As of the end of 2005, the National Credit Union Administration insured more than $515 billion in deposits at 8,695 nonprofit cooperative US credit unions. For comparison, the Federal Deposit Insurance Corporation insured more than $3,000 billion in deposits at 8,900 banks and thrift institutions. The NCUA and the FDIC are both independent federal agencies backed by the full faith and credit of the US government.

Credit Unions and Banks in the United States

Tension has always existed between credit unions and banks. When credit unions were first organizing in the United States in the early twentieth century, the banking industry was opposed, remaining so ever since. These tensions have only been exacerbated as many credit unions have grown, expanded their fields of membership to include large communities and whole states, and in the eyes of some, are indistinguishable from banks[7].

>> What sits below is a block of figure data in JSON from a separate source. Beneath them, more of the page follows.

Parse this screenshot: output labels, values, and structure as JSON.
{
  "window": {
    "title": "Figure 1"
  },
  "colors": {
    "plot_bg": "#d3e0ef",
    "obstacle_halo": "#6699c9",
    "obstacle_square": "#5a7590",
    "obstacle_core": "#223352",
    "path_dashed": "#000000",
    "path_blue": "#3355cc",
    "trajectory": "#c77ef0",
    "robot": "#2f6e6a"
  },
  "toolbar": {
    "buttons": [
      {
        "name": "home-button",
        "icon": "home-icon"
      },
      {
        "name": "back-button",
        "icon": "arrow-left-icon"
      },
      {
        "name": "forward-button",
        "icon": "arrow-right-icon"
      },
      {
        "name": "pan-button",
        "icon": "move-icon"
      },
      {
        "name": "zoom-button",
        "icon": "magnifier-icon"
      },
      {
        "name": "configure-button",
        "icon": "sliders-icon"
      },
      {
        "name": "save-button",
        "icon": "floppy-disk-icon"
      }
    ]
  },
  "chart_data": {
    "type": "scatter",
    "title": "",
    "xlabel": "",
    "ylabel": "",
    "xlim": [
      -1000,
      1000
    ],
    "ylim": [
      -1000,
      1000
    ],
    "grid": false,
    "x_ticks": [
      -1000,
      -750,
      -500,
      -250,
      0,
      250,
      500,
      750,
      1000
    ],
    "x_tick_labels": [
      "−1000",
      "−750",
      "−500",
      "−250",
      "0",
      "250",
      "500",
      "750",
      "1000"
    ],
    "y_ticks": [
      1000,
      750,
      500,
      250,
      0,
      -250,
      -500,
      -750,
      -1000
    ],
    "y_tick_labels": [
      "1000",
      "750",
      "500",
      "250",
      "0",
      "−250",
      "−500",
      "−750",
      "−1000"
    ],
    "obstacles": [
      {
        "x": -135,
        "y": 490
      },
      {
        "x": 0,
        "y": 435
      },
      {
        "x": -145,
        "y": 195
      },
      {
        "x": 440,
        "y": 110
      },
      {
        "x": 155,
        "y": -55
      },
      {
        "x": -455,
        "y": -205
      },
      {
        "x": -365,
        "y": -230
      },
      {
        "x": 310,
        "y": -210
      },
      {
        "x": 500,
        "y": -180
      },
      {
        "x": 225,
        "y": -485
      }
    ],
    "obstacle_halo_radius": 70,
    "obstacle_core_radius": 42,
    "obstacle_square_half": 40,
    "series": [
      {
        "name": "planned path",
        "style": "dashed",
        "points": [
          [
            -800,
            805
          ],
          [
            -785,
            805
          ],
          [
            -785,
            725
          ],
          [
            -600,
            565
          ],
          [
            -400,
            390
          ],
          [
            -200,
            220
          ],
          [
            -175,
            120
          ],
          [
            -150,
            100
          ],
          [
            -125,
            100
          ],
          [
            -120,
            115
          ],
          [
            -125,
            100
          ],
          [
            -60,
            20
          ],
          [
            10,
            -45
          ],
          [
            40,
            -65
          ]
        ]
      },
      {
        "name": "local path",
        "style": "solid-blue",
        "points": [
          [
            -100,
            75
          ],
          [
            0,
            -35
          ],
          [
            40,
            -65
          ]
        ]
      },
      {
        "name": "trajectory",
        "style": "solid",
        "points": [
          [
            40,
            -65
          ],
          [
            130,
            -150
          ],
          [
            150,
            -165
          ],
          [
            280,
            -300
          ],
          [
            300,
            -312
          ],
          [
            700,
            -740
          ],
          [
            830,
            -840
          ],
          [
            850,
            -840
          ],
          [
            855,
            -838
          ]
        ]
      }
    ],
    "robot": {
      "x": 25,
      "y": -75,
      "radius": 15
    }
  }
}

Due to their status as for-profit financial institutions, credit unions in the United States are exempt from federal and state income taxes (but, not from employment or property taxes, among others). Additionally, credit union members pay income taxes on dividends earned through financial participation in the credit union; this is similar to the taxation structure enjoyed by many banks incorporated under Chapter S.

Bank holding companies and their affiliates aggressively compete to provide services to credit unions through their ATM networks, corporate checking accounts, and certificate of deposit programs. In 2007, the American Bankers Association barred credit union employees from attending ABA sponsored educational seminars. This includes online classes that require registration. Based upon the pretext that the ABA only wants to serve its members, the American Bankers Association continues to attempt to weaken credit unions and take back the 6% market share that credit unions currently hold.

Credit unions maintain that no matter their size or field of membership, the fact that they are owned by their members and not shareholders makes them fundamentally different from banks[8]

References

  1. ^ CUNA Ratedex comparing bank and credit union rates
  2. ^ World Council of Credit Unions, 2006 Statistical Report.
  3. ^ European Association of Cooperative Banks, Annual Statistical Report, 2005
  4. ^ J. Carroll Moody & Gilbert C. Fite. The Credit Union Movement: Origins and Development 1850 to 1980. Kendall/Hunt Publishing Co., Dubuque, Iowa, 1984, p. 4
  5. ^ J. Carroll Moody & Gilbert C. Fite. The Credit Union Movement: Origins and Development 1850 to 1980. p. 8
  6. ^ 2005 statistical report from the World Council of Credit Unions
  7. ^ Credit Union Competition, from the American Bankers Association web page regarding industry issues.
  8. ^ Why Credit Unions are tax exempt, from the governmental affairs section of CUNA's web site.
  • Ian MacPherson. Hands Around the Globe: A History of the International Credit Union Movement and the Role and Development of the World Council of Credit Unions, Inc. Horsdal & Schubart Publishers Ltd, 1999.